Yes thats where I saw them , I was tring to find them, confirmed now.

Also found tunnels to the right of them which was a old WW2 radio station, accesible up a 40' chalk slope.

will have a nosey and take pic's later


----------



## ChrisR (Nov 19, 2010)

I know about the radio station already, but is it actually possible to get into those fuel dump bunkers? I've not heard much about them!


----------



## Bunker Bill (Nov 19, 2010)

ChrisR said:


> I know about the radio station already, but is it actually possible to get into those fuel dump bunkers? I've not heard much about them!



Will have a look when we do the Radio station, from google map it looks pretty well fenced off

They are not far apart.


----------



## krela (Nov 19, 2010)

Bunker Bill said:


> Will have a look when we do the Radio station, from google map it looks pretty well fenced off
> 
> They are not far apart.



Judging by the photos on that website I posted it doesn't look very promising! Official secrets act and MoD signs all over the place...


----------



## Sonofdavros (Jun 3, 2011)

There is one set of tunnels that are accessable - apparently this was a secret Royal Navy bunker during WWII. The site is now used as an airsoft skirmishing site, but the airsoft organisers are also very much aware of the history of the site, and offer tours. It is really quite big - and said to be haunted! (Aren't they all?!) 

http://web.mac.com/crackingday/UCAP-UGHQ/UGHQ_History.html


----------



## DigitalNoise (Jun 3, 2011)

Yeah I don't fancy your chances of getting in there, but here's the radio station that you talk of... 
[ame="http://www.derelictplaces.co.uk/main/showthread.php?t=11446"]Paulsgrove[/ame]


----------



## Sonofdavros (Jun 3, 2011)

DigitalNoise said:


> Yeah I don't fancy your chances of getting in there



I've been in there three times.


----------



## tommo (Jun 3, 2011)

u can get in them its been done by many over the years :icon_evil


----------



## Sonofdavros (Jun 3, 2011)

I played three airsoft events in them. As I already posted, they are also doing tours.

I don't understand - what's with the stroppy face?


----------



## tommo (Jun 3, 2011)

Sonofdavros said:


> I played three airsoft events in them. As I already posted, they are also doing tours.
> 
> I don't understand - what's with the stroppy face?

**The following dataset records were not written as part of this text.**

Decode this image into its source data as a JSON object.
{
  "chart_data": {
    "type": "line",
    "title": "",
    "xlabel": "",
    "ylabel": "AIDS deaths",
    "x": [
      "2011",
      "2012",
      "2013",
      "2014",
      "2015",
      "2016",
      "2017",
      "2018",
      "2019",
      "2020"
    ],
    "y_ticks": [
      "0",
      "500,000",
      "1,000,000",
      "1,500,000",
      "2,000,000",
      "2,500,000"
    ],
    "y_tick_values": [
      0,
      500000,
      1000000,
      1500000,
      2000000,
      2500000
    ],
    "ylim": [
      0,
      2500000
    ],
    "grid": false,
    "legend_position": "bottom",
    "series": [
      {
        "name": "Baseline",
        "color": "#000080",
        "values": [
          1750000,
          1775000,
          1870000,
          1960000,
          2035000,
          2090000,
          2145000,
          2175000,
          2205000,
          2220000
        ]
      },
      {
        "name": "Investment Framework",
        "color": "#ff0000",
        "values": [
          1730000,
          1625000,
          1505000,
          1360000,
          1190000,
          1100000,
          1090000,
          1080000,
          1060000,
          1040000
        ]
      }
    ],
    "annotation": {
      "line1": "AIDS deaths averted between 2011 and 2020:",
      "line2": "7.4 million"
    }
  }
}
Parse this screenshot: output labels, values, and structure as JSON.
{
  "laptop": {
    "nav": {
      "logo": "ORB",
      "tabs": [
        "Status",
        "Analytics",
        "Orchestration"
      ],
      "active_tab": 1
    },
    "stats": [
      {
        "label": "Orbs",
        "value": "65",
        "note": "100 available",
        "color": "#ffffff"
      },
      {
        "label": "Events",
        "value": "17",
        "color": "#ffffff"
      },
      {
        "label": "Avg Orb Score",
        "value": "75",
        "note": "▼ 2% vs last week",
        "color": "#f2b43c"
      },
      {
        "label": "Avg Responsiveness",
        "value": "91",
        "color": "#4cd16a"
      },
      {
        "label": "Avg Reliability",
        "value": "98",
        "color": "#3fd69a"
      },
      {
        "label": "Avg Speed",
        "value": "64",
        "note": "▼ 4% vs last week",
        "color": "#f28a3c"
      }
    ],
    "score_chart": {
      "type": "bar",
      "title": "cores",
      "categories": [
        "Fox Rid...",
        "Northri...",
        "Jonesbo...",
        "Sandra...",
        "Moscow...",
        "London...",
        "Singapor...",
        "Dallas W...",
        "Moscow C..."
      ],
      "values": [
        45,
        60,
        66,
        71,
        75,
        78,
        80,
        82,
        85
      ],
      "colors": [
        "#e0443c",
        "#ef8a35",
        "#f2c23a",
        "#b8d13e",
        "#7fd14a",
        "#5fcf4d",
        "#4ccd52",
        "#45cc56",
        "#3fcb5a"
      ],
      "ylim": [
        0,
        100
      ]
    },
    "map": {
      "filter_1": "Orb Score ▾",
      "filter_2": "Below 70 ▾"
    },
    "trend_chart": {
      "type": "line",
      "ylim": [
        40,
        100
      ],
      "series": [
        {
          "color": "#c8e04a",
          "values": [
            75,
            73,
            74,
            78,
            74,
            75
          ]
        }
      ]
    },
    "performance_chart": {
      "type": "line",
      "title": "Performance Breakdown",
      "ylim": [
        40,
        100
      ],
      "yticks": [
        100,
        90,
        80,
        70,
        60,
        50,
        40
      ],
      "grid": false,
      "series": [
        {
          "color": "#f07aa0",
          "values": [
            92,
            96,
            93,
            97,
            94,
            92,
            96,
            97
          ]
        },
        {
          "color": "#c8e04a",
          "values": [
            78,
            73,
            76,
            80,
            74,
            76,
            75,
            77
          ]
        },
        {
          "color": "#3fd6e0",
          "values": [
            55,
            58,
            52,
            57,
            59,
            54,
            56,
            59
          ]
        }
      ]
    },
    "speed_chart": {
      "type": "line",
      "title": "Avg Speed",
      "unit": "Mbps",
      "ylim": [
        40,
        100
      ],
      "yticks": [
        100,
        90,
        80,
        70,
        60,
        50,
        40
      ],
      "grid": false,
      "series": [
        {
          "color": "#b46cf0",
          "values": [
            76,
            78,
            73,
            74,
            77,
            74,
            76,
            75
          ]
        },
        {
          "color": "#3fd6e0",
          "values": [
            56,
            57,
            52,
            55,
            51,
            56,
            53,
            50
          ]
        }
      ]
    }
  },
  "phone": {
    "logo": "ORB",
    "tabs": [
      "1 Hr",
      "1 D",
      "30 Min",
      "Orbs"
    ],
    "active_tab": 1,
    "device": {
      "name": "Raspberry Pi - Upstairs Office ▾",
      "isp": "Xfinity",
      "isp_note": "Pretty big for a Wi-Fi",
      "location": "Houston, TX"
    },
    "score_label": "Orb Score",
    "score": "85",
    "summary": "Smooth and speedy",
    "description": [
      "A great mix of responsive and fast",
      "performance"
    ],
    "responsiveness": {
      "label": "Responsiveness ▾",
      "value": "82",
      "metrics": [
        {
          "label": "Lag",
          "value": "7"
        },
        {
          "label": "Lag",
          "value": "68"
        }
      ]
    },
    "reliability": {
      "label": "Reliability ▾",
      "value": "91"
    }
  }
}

:icon_evil = evil face icon, it wasnt ment in a bad way just that the thread is going over and over the same old stuff, its been done with or with out permission thats all 

there is so much down that way to keep u busy


----------



## Sonofdavros (Jun 4, 2011)

Ah, I see.


----------



## DigitalNoise (Jun 4, 2011)

Sonofdavros said:


> I've been in there three times.



I was referring to the fuel depot.


----------